Afirma Vanusa que reforça que retomar a luta é preservar as vidas que ficaram,
embora o povo esteja fragilizado.
A retomada de luta
Durante os três dias de encontro, os
participantes refletiram as ações e estratégias dos seus territórios diante aos
enfrentamentos da degradação do meio ambiente e a violência do Estado. Para
seguir na luta é necessário a formação constante nos trabalhos de base, para
criar a sustentabilidade e reforçar a comunicação coletiva para a construção de
novos caminhos para os povos e Comunidades Tradicionais, disse um dos
participantes. No último dia de encontro, o coletivo de comunicação das
Pastorais, levou a reflexão da comunicação nos territórios. Pela primeira vez a temática sobre a comunicação foi debatida em encontro
nacional. O coletivo reforçou a importância da comunicação comunitária que além
de ajudar no desenvolvimento da cidadania é capaz de mobilizar os territórios
para fazer incidência. Na roda de conversa, os comunicadores das pastorais
fizeram questionamentos de como fortalecer a comunicação - de nós para nós. O momento de escuta dos territórios
proporcionou caminhos de formação de comunicadores populares, reorganização das
ações em diálogo com a coordenação Nacional dos Povos e Comunidades
Tradicionais. Além dos pontos apresentados, os participantes levantaram debates
sobre a qualidade e segurança das ferramentas digitais e concluíram que a
comunicação é fundamental na luta e fortalecimento das comunidades.

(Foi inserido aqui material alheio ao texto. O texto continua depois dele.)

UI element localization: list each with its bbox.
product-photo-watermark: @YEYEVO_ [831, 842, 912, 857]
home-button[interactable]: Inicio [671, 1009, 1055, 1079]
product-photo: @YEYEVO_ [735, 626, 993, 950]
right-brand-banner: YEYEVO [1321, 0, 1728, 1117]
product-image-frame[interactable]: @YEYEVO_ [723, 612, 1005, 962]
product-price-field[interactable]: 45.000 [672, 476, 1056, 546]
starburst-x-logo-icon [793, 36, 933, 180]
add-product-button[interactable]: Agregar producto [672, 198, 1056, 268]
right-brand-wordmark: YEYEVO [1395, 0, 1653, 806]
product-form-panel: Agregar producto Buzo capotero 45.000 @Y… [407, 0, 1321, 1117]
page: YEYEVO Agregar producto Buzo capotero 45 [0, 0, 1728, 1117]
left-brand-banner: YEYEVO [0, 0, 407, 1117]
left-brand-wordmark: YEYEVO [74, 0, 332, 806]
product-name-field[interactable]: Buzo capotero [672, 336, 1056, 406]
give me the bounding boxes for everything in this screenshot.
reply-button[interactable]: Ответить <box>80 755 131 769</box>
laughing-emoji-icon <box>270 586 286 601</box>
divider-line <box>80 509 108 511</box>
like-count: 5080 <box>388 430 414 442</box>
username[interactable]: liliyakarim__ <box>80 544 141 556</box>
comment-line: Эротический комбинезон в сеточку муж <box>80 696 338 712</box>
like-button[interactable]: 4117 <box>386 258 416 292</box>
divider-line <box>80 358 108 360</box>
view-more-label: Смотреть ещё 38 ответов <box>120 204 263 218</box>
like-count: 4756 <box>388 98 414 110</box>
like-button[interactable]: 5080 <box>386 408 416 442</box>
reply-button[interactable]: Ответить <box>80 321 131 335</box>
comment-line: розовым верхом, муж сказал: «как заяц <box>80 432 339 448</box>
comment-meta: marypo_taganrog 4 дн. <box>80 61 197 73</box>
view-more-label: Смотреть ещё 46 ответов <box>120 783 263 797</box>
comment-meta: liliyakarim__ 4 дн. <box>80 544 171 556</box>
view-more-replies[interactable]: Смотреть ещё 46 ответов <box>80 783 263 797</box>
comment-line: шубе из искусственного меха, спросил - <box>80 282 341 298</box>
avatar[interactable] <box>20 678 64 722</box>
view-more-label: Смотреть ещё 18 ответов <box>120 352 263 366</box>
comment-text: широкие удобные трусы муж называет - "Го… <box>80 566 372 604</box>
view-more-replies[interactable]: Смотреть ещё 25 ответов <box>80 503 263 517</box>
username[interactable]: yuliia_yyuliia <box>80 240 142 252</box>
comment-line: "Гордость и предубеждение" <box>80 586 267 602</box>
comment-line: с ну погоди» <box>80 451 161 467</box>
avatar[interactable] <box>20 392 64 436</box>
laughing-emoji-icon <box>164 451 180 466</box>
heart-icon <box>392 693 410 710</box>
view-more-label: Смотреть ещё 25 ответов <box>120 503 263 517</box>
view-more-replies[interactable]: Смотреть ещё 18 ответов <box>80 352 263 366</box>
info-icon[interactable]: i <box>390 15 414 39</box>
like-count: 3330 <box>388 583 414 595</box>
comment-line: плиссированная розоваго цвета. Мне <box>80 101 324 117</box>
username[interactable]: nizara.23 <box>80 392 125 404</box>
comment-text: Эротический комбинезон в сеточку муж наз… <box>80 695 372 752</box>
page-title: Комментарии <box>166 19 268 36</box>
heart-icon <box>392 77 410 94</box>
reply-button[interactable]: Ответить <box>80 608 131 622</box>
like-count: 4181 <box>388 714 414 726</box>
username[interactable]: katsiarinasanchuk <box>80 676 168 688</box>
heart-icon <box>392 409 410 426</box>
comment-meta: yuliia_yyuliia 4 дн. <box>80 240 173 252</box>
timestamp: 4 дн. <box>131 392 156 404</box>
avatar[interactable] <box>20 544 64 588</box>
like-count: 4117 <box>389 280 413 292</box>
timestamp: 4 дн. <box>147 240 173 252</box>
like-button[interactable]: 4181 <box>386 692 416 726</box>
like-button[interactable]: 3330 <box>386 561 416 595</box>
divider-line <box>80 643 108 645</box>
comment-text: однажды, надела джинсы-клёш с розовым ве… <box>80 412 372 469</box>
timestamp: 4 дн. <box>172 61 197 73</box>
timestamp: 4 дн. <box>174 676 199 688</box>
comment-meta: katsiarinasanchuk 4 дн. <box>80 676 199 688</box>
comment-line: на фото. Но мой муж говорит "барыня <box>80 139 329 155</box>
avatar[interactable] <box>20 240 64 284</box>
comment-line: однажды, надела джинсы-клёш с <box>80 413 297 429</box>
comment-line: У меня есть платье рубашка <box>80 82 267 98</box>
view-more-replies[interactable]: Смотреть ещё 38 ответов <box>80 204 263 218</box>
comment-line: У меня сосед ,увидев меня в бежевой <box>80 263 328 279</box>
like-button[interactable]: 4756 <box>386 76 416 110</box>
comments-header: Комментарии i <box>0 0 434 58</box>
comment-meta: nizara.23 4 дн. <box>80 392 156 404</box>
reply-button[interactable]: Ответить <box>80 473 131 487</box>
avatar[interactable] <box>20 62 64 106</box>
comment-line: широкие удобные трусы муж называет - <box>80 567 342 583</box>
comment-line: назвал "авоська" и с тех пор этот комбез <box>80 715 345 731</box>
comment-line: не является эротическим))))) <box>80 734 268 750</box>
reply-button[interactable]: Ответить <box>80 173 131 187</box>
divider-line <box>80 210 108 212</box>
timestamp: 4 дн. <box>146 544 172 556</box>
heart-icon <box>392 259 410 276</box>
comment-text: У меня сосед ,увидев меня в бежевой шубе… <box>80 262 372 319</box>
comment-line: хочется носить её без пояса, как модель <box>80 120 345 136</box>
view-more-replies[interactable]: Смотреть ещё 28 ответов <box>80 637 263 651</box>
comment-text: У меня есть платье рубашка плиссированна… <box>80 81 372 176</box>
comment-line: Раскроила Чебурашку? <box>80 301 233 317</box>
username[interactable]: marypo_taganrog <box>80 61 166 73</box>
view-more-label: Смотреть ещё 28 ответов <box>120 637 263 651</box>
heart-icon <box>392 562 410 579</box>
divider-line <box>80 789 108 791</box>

A pauta sobre o marco temporal fechou
o encontro com a participação do secretário executivo do Conselho Indigenista
Missionário (CIMI), Eduardo Oliveira, e os indígenas Jair Xokleng e Misael
Xokleng. Eles compartilharam a angústia de viver mais uma vez o adiamento do
julgamento sobre o Recurso Extraordinário do marco temporal que aconteceria no
dia 23 de junho e foi suspenso pelo Supremo Tribunal Federal. Os intensos
ataques que os povos indígenas têm sofrido neste atual governo afetam também
toda a sociedade, principalmente os mais pobres. “A morosidade do STF no
julgamento é uma estratégia para que o legislativo aprove os projetos de lei
que violam os direitos dos povos”, alertou Eduardo. Os direitos indígenas
retirados da constituição abrem espaço para violações de outros povos que lutam
pelos direitos de permanência em suas terras. Com os Projetos de Lei 490 e 191
que estão na iminência de serem aprovados, corrobora para a degradação dos
povos e das florestas. A articulação tem reforçado o diálogo na busca por
justiça. “O nosso povo Xokleng é sofrido e eu acredito que este ano será de
todos nós povos e comunidades e teremos justiça”, afirmou Jair Xokleng.
O encontro encerrou com cantigas e
gritos de justiça por Bruno Pereira e Dom Phillips que foram assassinados no
início de junho no Vale do Javari, no estado do Amazonas.